INTERNATIONAL Development secretary Priti Patel has resigned from government after the row over her rogue state visit to the Middle East intensified, with the shocking revelation that she’d visited the occupied lands with the Israel government.
Patel had been about to start a three-day trade visit with Liam Fox in Nairobi, but was ordered back to London yesterday morning in what was a chaotic day even by the the standards of Theresa May’s government.
She is the second minister in a week to resign, after Michael Fallon stood down in the parliamentary sex pest row last Thursday.
The letters between May and Patel left no doubt that after the embarrassment the young minister had caused the Tory leader she would have been pushed had she not jumped.

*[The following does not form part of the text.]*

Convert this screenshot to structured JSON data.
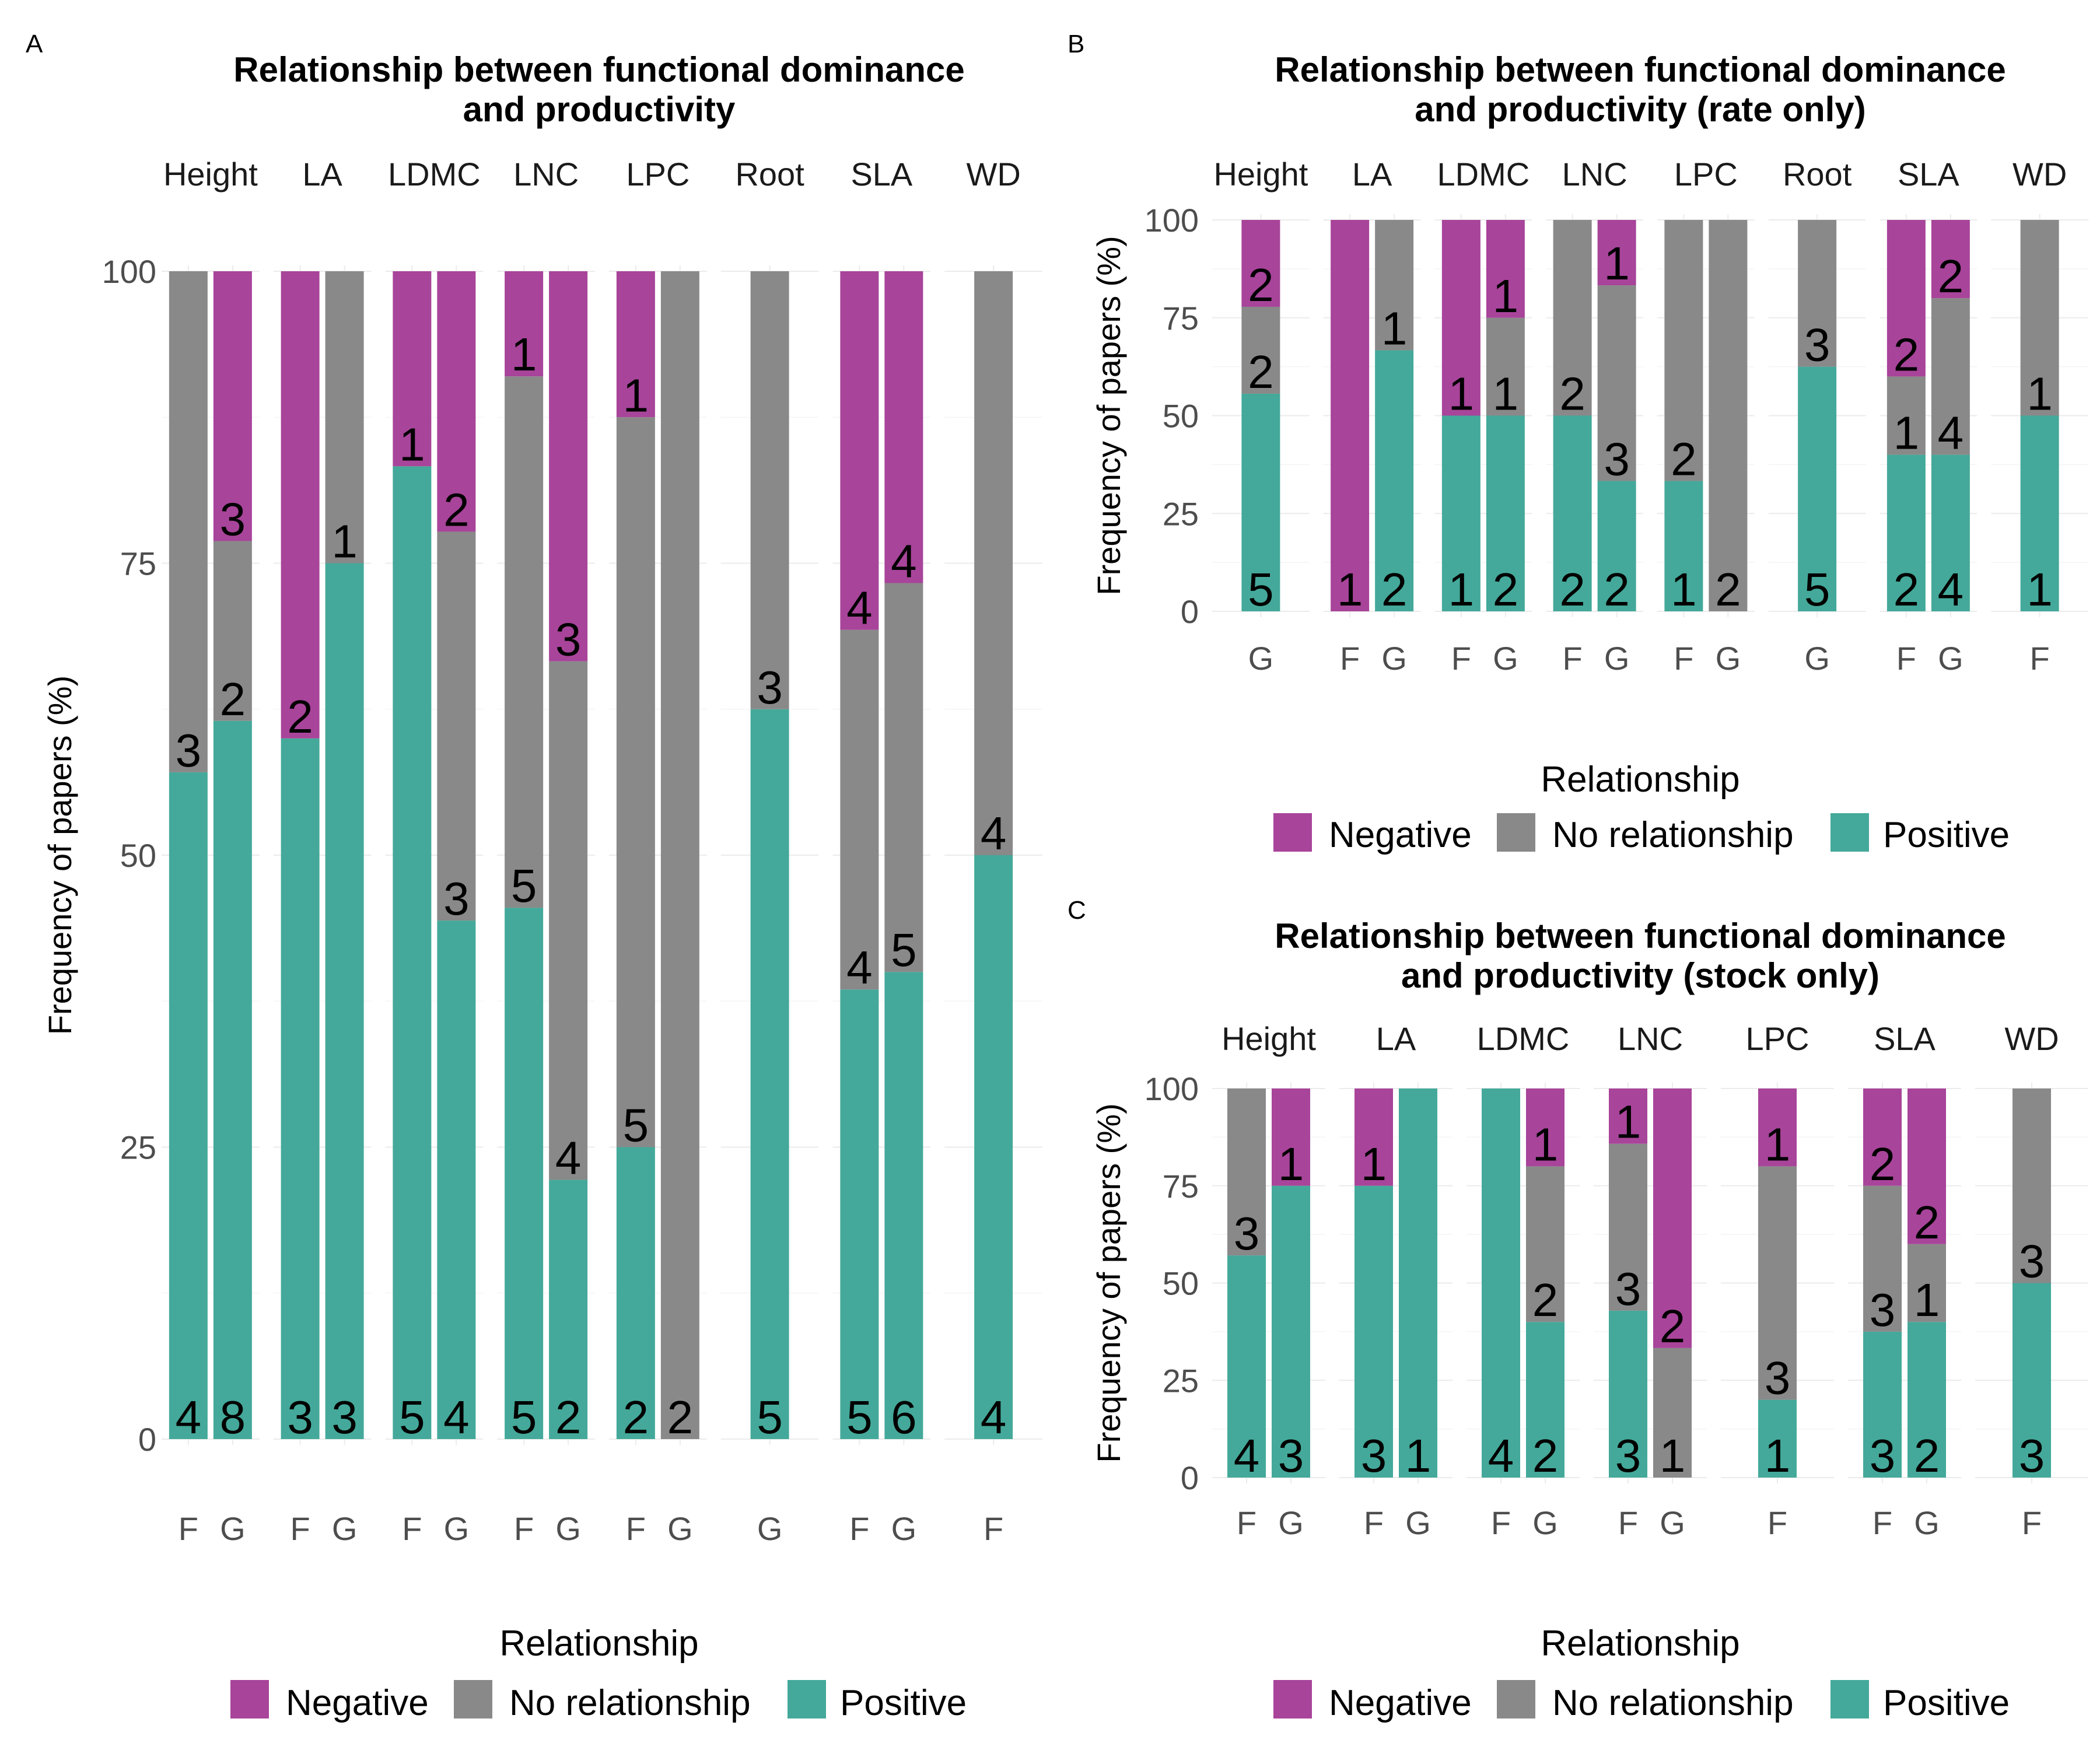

“Now that further details have come to light, it is right that you have decided to resign and adhere to the high standards of transparency and openness that you have advocated,” May said.
News first emerged last week that during a family holiday to Israel in August, Patel, in the company of wealthy Tory donor Lord Polak, had visited with some organisations to discuss government business.
Polak, who is the honorary president of the Conservative Friends of Israel, and the chairman of the advisory board of TWC Associates, whose clients include Israeli defence company, Elbit Systems, and Mobileye, an Israeli technology company, set up the meetings for Patel and sat in on most of them.
When Patel spoke to a newspaper last week she told them Johnson and the Foreign Office had known all about her trip in advance.
“Boris knew about the visit,” Patel said. “The point is that the Foreign Office did know about this, Boris knew about [the trip].”
But then on Monday, it transpired that the Foreign Office hadn’t known about the trip.
Patel released a statement admitting as much, though didn’t quite confess to having lied previously.
“In hindsight, I can see how my enthusiasm to engage in this way could be misread, and how meetings were set up and reported in a way which did not accord with the usual procedures. I am sorry for this and I apologise for it.”
The minister also revealed that she had been on 12 separate engagements with politicians and officials, including a meeting with Israeli prime minister Benjamin Netanyahu.
May’s spokesman told journalists that the first the Prime Minister knew about Patel’s meeting with Netanyahu was last Friday, some three months after it happened.
After Monday’s clarification, a No 10 spokesman tried to draw a veil over the whole affair: “The Prime Minister welcomes the secretary of state’s clarification about her trip to Israel and has accepted her apology for her handling of the matter.”
And then, on Tuesday, it turned out that Patel had asked her officials to look at giving British aid to the Israeli Defence Force for their work in the disputed Golan Heights. The first the Prime Minister heard of that was when the BBC’s Today programme reported it.
As Patel flew out to Africa on Tuesday, another newspaper reported two other meetings with senior Israelis that the minister hadn’t declared. There were also reports that she had visited the Golan Heights.
This is a diplomatic no-no for British politicians. The area is regarded as illegally occupied Syrian territory having been seized and occupied during the 1967 Six-Day War and annexed it in 1981, a move condemned by the UN Security Council.
Patel visited a field hospital, which has treated thousands of Syrians, mostly wounded rebel combatants, including al-Qaeda militants, as part of Israel’s “good neighbourhood” policy to create a bulwark against Iranian-backed forces in Syria.
Then, sensationally, the Jewish Chronicle claimed No 10 knew all about Patel’s meetings – though Downing Street denied that.
May now has to appoint a successor for Patel, which will bring its own challenges. The Essex MP was a prominent Brexiteer.